Предвыставочная нервотрепка и вернисажные волнения сыграли с именинниками роковую роль. Первым слег с сердечным приступом Горшман: он даже не смог присутствовать на обсуждении. Аксельрод сразу по окончании выставки оказался на больничной койке с инфарктом. Только 66-летний Александр Лабас оставался невозмутим (о том, что и он в том году угодил в больницу, мало кто знал). «Если за окном идет дождь, не думайте, что это плюют вам в лицо», — любил повторять Аксельрод, а Лабас строго следовал этому девизу и не терял оптимизма в любых ситуациях. Война, Москву бомбят — зато какие потрясающие сполохи прорезают небо! Эвакуация, убогая жизнь в Ташкенте — зато какие фантастические пейзажи! Он словно пролетел над всеми бурями, скандалами и разборками, сотрясавшими «террариум единомышленников», стараясь быть выше всей этой обыденности. Еще один показательный пример «жизни в искусстве». Вряд ли Александру Аркадьевичу удалось бы прожить так, как он прожил, без поклонения и обожания Леони и узкого (до поры до времени!) круга почитателей его таланта. «Лабас А. А. — король этой выставки!» — написал один из них в «Книге отзывов», которая бережно хранится наследниками художника. Читать эти сшитые вручную листы бумаги — несказанное наслаждение. Теперь отзыв можно отправить по Интернету, а свои чувства и мысли излить фейсбуку, а вот в начале 1960-х «Книги отзывов» исписывали от корки до корки.

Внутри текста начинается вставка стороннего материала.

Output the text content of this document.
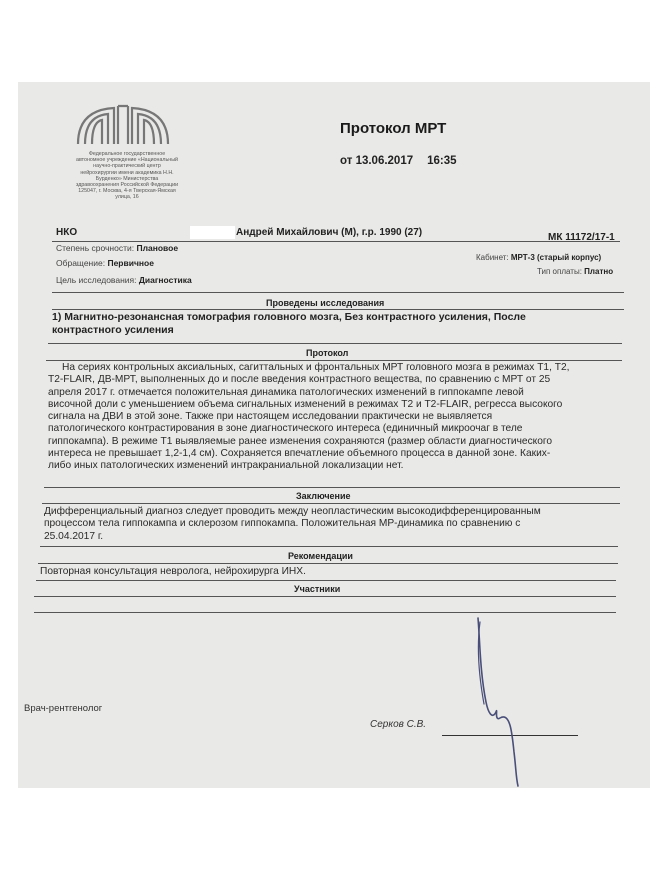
Федеральное государственное
автономное учреждение «Национальный
научно-практический центр
нейрохирургии имени академика Н.Н.
Бурденко» Министерства
здравоохранения Российской Федерации
125047, г. Москва, 4-я Тверская-Ямская
улица, 16
Протокол МРТ
от 13.06.2017 16:35
НКО	Андрей Михайлович (М), г.р. 1990 (27)	МК 11172/17-1
Степень срочности: Плановое
Кабинет: МРТ-3 (старый корпус)
Обращение: Первичное
Тип оплаты: Платно
Цель исследования: Диагностика
Проведены исследования
1) Магнитно-резонансная томография головного мозга, Без контрастного усиления, После
контрастного усиления
Протокол
На сериях контрольных аксиальных, сагиттальных и фронтальных МРТ головного мозга в режимах Т1, Т2,
Т2-FLAIR, ДВ-МРТ, выполненных до и после введения контрастного вещества, по сравнению с МРТ от 25
апреля 2017 г. отмечается положительная динамика патологических изменений в гиппокампе левой
височной доли с уменьшением объема сигнальных изменений в режимах Т2 и Т2-FLAIR, регресса высокого
сигнала на ДВИ в этой зоне. Также при настоящем исследовании практически не выявляется
патологического контрастирования в зоне диагностического интереса (единичный микроочаг в теле
гиппокампа). В режиме Т1 выявляемые ранее изменения сохраняются (размер области диагностического
интереса не превышает 1,2-1,4 см). Сохраняется впечатление объемного процесса в данной зоне. Каких-
либо иных патологических изменений интракраниальной локализации нет.
Заключение
Дифференциальный диагноз следует проводить между неопластическим высокодифференцированным
процессом тела гиппокампа и склерозом гиппокампа. Положительная МР-динамика по сравнению с
25.04.2017 г.
Рекомендации
Повторная консультация невролога, нейрохирурга ИНХ.
Участники
Врач-рентгенолог
Серков С.В.
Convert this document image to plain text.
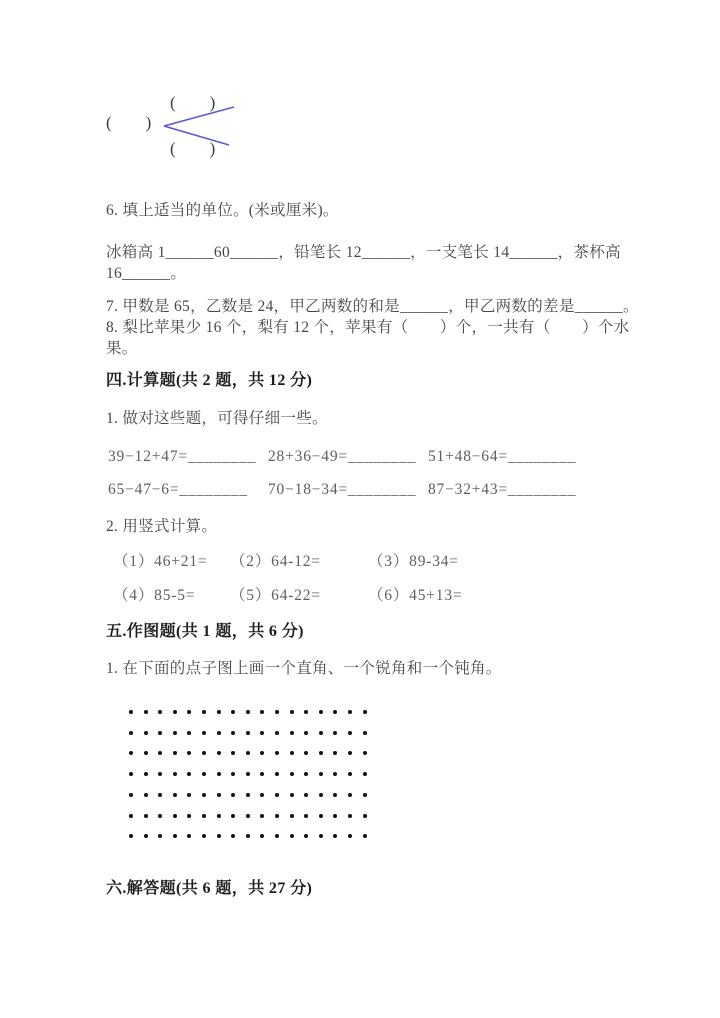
(        )
(        )
(        )
6. 填上适当的单位。(米或厘米)。
冰箱高 1______60______，铅笔长 12______，一支笔长 14______，茶杯高
16______。
7. 甲数是 65，乙数是 24，甲乙两数的和是______，甲乙两数的差是______。
8. 梨比苹果少 16 个，梨有 12 个，苹果有（　　）个，一共有（　　）个水
果。
四.计算题(共 2 题，共 12 分)
1. 做对这些题，可得仔细一些。
39−12+47=________ 28+36−49=________ 51+48−64=________
65−47−6=________ 70−18−34=________ 87−32+43=________
2. 用竖式计算。
（1）46+21= （2）64-12=	（3）89-34=
（4）85-5= （5）64-22=	（6）45+13=
五.作图题(共 1 题，共 6 分)
1. 在下面的点子图上画一个直角、一个锐角和一个钝角。
六.解答题(共 6 题，共 27 分)
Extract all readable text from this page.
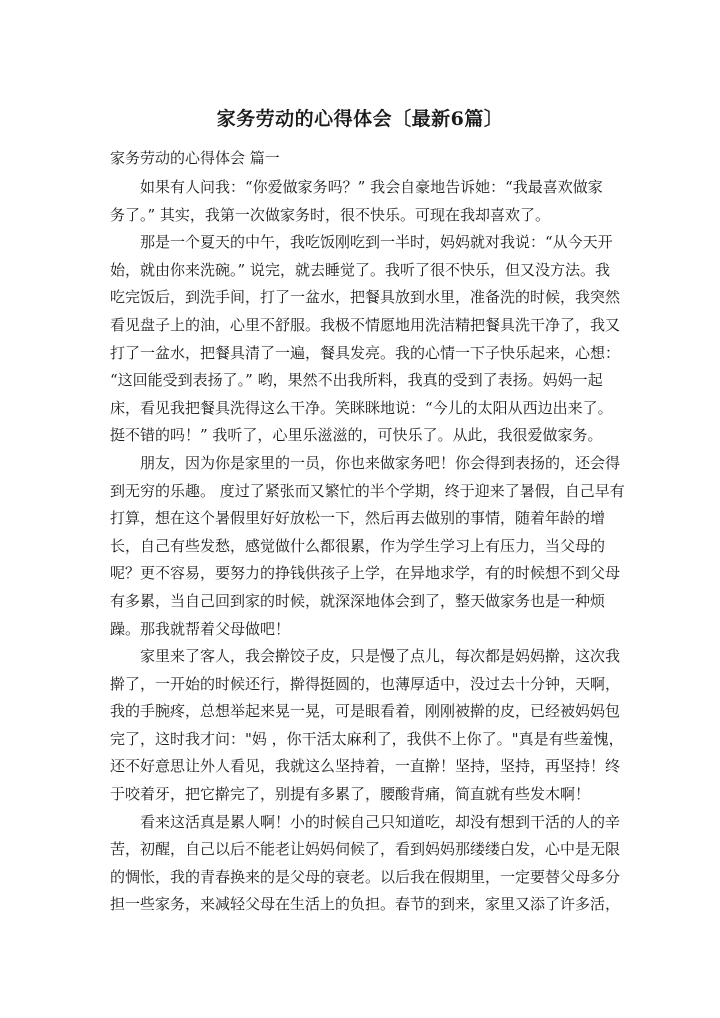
家务劳动的心得体会〔最新6篇〕
家务劳动的心得体会 篇一

如果有人问我：“你爱做家务吗？” 我会自豪地告诉她：“我最喜欢做家
务了。” 其实，我第一次做家务时，很不快乐。可现在我却喜欢了。

那是一个夏天的中午，我吃饭刚吃到一半时，妈妈就对我说：“从今天开
始，就由你来洗碗。” 说完，就去睡觉了。我听了很不快乐，但又没方法。我
吃完饭后，到洗手间，打了一盆水，把餐具放到水里，准备洗的时候，我突然
看见盘子上的油，心里不舒服。我极不情愿地用洗洁精把餐具洗干净了，我又
打了一盆水，把餐具清了一遍，餐具发亮。我的心情一下子快乐起来，心想：
“这回能受到表扬了。” 哟，果然不出我所料，我真的受到了表扬。妈妈一起
床，看见我把餐具洗得这么干净。笑眯眯地说：“今儿的太阳从西边出来了。
挺不错的吗！” 我听了，心里乐滋滋的，可快乐了。从此，我很爱做家务。

朋友，因为你是家里的一员，你也来做家务吧！你会得到表扬的，还会得
到无穷的乐趣。 度过了紧张而又繁忙的半个学期，终于迎来了暑假，自己早有
打算，想在这个暑假里好好放松一下，然后再去做别的事情，随着年龄的增
长，自己有些发愁，感觉做什么都很累，作为学生学习上有压力，当父母的
呢？更不容易，要努力的挣钱供孩子上学，在异地求学，有的时候想不到父母
有多累，当自己回到家的时候，就深深地体会到了，整天做家务也是一种烦
躁。那我就帮着父母做吧！

家里来了客人，我会擀饺子皮，只是慢了点儿，每次都是妈妈擀，这次我
擀了，一开始的时候还行，擀得挺圆的，也薄厚适中，没过去十分钟，天啊，
我的手腕疼，总想举起来晃一晃，可是眼看着，刚刚被擀的皮，已经被妈妈包
完了，这时我才问："妈 ，你干活太麻利了，我供不上你了。"真是有些羞愧，
还不好意思让外人看见，我就这么坚持着，一直擀！坚持，坚持，再坚持！终
于咬着牙，把它擀完了，别提有多累了，腰酸背痛，简直就有些发木啊！

看来这活真是累人啊！小的时候自己只知道吃，却没有想到干活的人的辛
苦，初醒，自己以后不能老让妈妈伺候了，看到妈妈那缕缕白发，心中是无限
的惆怅，我的青春换来的是父母的衰老。以后我在假期里，一定要替父母多分
担一些家务，来减轻父母在生活上的负担。春节的到来，家里又添了许多活，
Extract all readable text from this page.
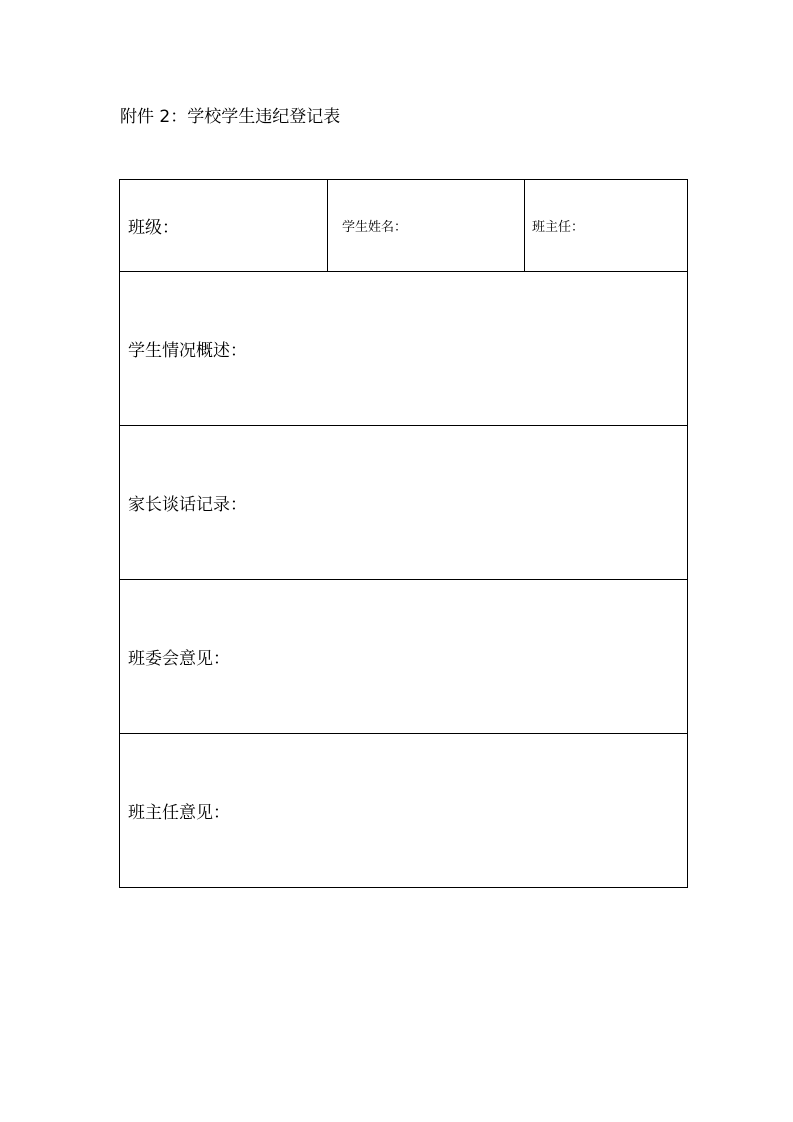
附件 2：学校学生违纪登记表
班级：	学生姓名：	班主任：

学生情况概述：

家长谈话记录：

班委会意见：

班主任意见：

По «Книге отзывов» 1966 года западный ученый с легкостью мог бы написать диссертацию на тему «Вкус советских масс и особенности понимания искусства рядовым зрителем».
«Аксельрод — не Пикассо, Лабас — не Марке. Удручающая скульптура. А все-таки хорошо, что выставили, — это пища для раздумья, особенно молодым» (Архитектор) или: «У Аксельрода скучно, грустно, люди очень унылые, никакого выражения. Лабас дает некоторую радость, оживление, яркость красок. Горшман посмешил. А вообще, спасибо» (Семья Гавриловых). Или вот такие перлы: «Ремесленники. Нет творческого подхода. Где душа картины? Лицы ничего не выражающие. Студийность»; «Посмотрев работы граждан Аксельрода, Горшмана и Лабаса, у меня сложилось такое впечатление, что у них нет от природы в области искусства элементарного дара, люди работали и вопреки себе (во вред) пошли по этому трудному пути»; «Не могу сказать спасибо устроителям выставки за полное отсутствие какой-либо информации о художниках. Посмотрев выставку, я подумал, что это художники откуда-нибудь из Израиля: сюжет, язык, корни изобразительной культуры — все мне не по нутру!» (Костромич). «Аксельрод — это муть, а не искусство. Запоздалое подражание Пикассо и ничего нового. Лабас — то же самое. Не нужно ума и таланта для такой мазни. Разочарована тем, что посмотреть у них нечего. Где же жизнеутверждающая нить их „произведений“!?» (Шихова). И рядом реплика другого посетителя: «Не понятно, как такая бездарная личность попала на выставку — видно, по пути из ЦУМа в Детский мир».
Каких же еще отзывов следовало ожидать после тридцати лет тотального господства соцреализма?[141]
«Слишком мало мы знаем о 20-х-30-х годах, слишком плохо помним, поэтому-то рядом с „как ново, как свежо“ — „зачем нам эта мазня“», — прокомментировал кто-то «Книгу отзывов».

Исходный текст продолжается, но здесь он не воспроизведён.